I'm always mesmerized by candle flames. I shot this with my Canon G9. If you stare at the dark space between the wax and the flame, where the wick is, or just a hair above that, at the bottom fringe of the darkest orange part of the flame, after a while you'll begin to see the flame shrink from the bottom up, as if it's climbing up the wick.

OK, I've been at the computer too long. I keep forgetting that I've started the kettle boiling for a cup of tea. I'm now heading down to flip the switch for a third time! Maybe I ought to just sit down there and read until it boils this time.

10 January 2008

Singing off the same hymn sheet

That's what they say in the UK when people are what we in North America would call "on the same page" (or "wavelength"). These lovely sisters in my church gave me permission to post the photo I took of them in one of our services. We are one of the few churches around which still sings in four-part harmony.
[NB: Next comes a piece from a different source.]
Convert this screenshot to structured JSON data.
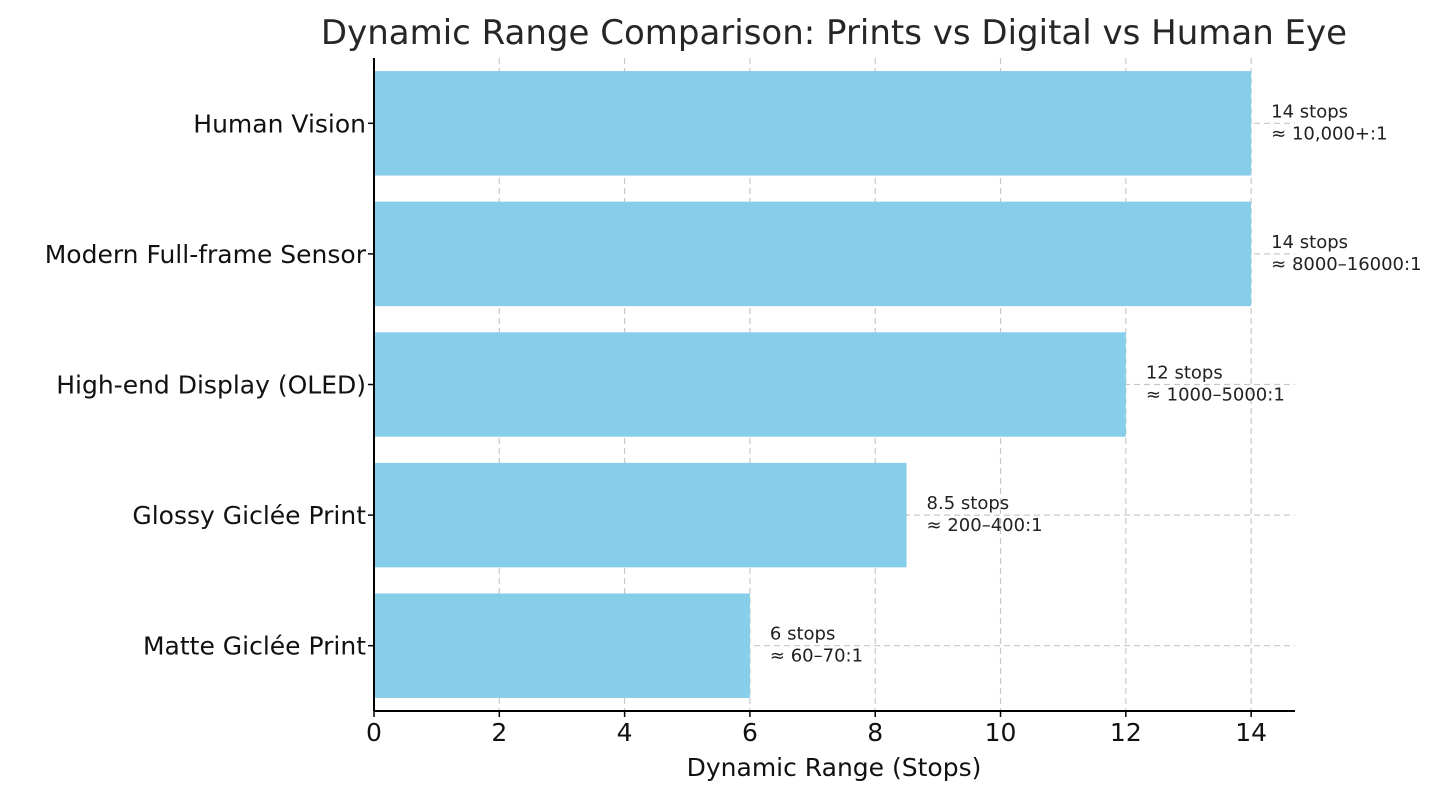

It's wonderful -- like being part of a heavenly choir! Congregational singing has been a big part of my faith over the years, and like a friend of mine once told me, hymns are part of my prayer language. I've been invited to document our church's worship through photography on a couple of occasions. All the photos in the mini slide show that flips by on the home page were done by me. If you're in the Vancouver area and looking for a church that seeks to integrate faith and the arts; peace, justice, and biblical truth; heart and mind; spiritual formation and mission; people of all generations; lay men and women in ministry...come check us out: Point Grey Inter-Mennonite Fellowship.